I chose the Tsunami 14.5 because I wanted a boat with the capacity to support multi-day trips but could still be used in smaller streams with serious class II (and maybe easy class III) rapids. I am also a larger and older paddler and wanted a roomier cockpit for easier in and out. In my two years with this boat I have paddled tight little streams with rapids, 4 foot surf in the Gulf of Mexico, and in blowing winds on choppy Chesapeake Bay. Now that I just completed a 115 mile 6 day trip fully loaded with gear and food, I am happy to say my Tsunami has lived up to all my expectations.
Of course nothing is perfect and neither is the Tsunami 14.5. The primary issues have already been described in previous posts; that being the rear hatch, boat speed, and occasional shipping of water into the cockpit. Of these, the hatch problem is the most significant. Whether it is the size, shape or design this large hatch is difficult to seal well. Personally I donít think slow speed is an issue; but you have to remember that this boat is designed to haul a bigger paddler with a big load. I have had no problems keeping up with other length Tsunamis, and I think this boat is actually faster with a load. The final issue of shipping water is that if you are paddling in choppy waves over one foot high or in class II whitewater, you need to have a skirt. Hey, but itís a kayak not a canoe!

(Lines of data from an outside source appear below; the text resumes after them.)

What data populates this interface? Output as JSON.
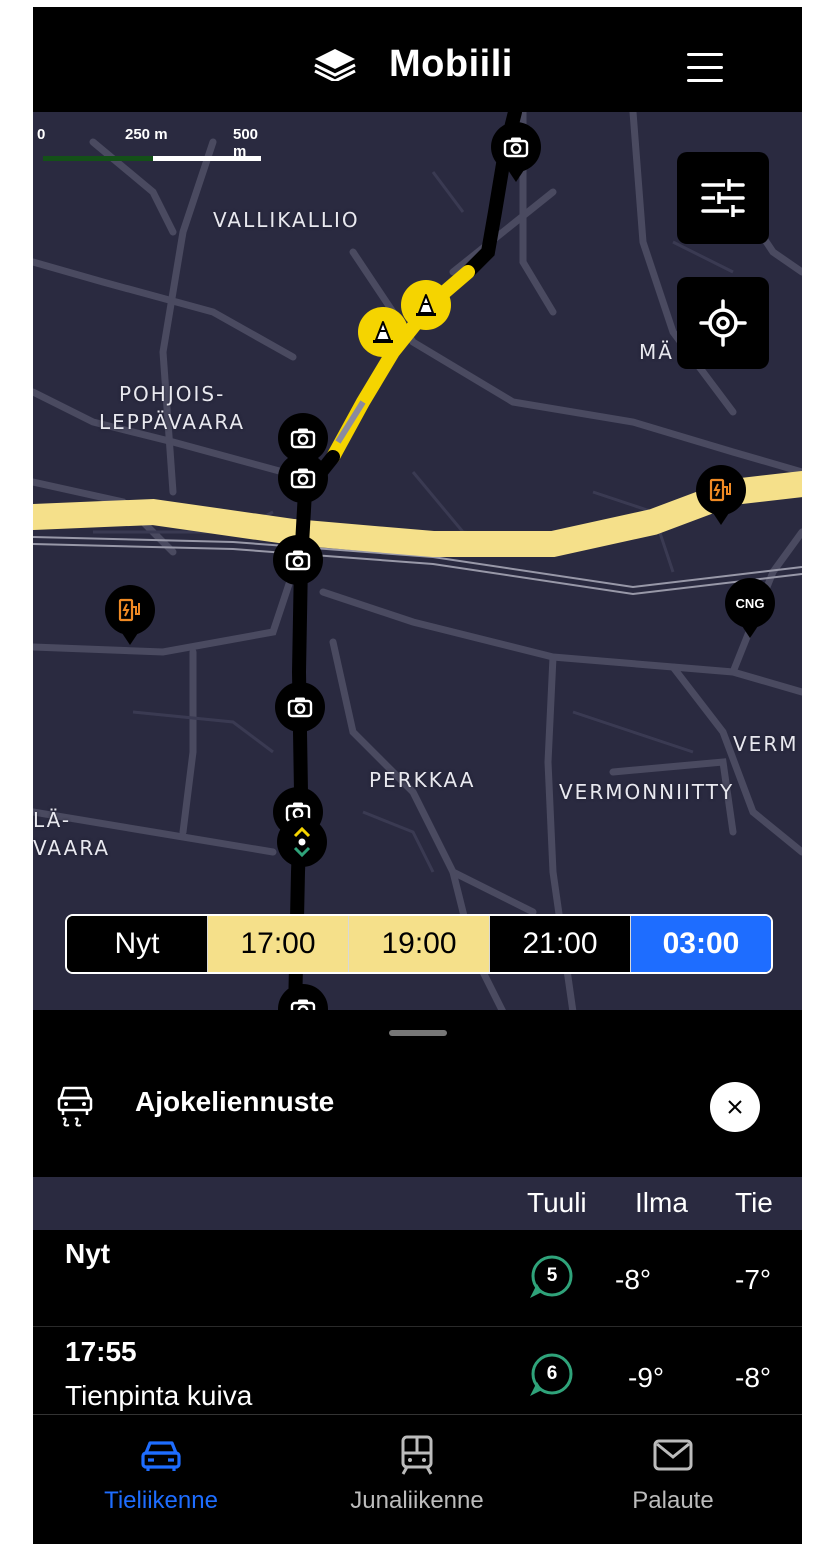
{
  "header": {
    "brand": "Mobiili"
  },
  "map": {
    "scale": {
      "labels": [
        "0",
        "250 m",
        "500 m"
      ]
    },
    "places": {
      "vallikallio": "VALLIKALLIO",
      "pohjois": "POHJOIS-",
      "leppavaara": "LEPPÄVAARA",
      "ma": "MÄ",
      "perkkaa": "PERKKAA",
      "vermonniitty": "VERMONNIITTY",
      "verm": "VERM",
      "la": "LÄ-",
      "vaara": "VAARA"
    },
    "cng_label": "CNG"
  },
  "timebar": {
    "segments": [
      {
        "label": "Nyt"
      },
      {
        "label": "17:00"
      },
      {
        "label": "19:00"
      },
      {
        "label": "21:00"
      },
      {
        "label": "03:00"
      }
    ]
  },
  "sheet": {
    "title": "Ajokeliennuste",
    "columns": {
      "wind": "Tuuli",
      "air": "Ilma",
      "road": "Tie"
    },
    "rows": [
      {
        "time": "Nyt",
        "desc": "",
        "wind": "5",
        "air": "-8°",
        "road": "-7°"
      },
      {
        "time": "17:55",
        "desc": "Tienpinta kuiva",
        "wind": "6",
        "air": "-9°",
        "road": "-8°"
      }
    ]
  },
  "nav": {
    "road": "Tieliikenne",
    "train": "Junaliikenne",
    "feedback": "Palaute"
  },
  "colors": {
    "accent_blue": "#1e6dff",
    "road_yellow": "#f5e08a",
    "warning_yellow": "#f5d400",
    "map_bg": "#2a2a40",
    "wind_green": "#2fa37a",
    "ev_orange": "#f08a24"
  }
}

On the issue with the rudder, if you can afford one buy it. The Tsunami 14.5 tracks perfectly straight in normal conditions, but like any boat, it will try to turn up into the wind if there is a strong breeze or following sea. While this tendency can be overcome with paddling stroke, on a long tour you can waste a bunch of energy trying to keep the boat straight. A rudder gives you that extra control in more extreme conditions and saves those arms for propulsion rather than steering.
In conclusion, unless you are a whitewater wizard or a sea going Viking, the Tsunami 14/14.5 is the perfect boat for the touring enthusiast. It is fully capable of handling any water the average Joe wants to go, and it will get you there safely, comfortably and with all your gear. If you are a skinny wiry dude, go for the 14. If you need a bit more capacity and a few more inches in the cockpit go with the 14.5. Either way, you will never paddle a canoe again.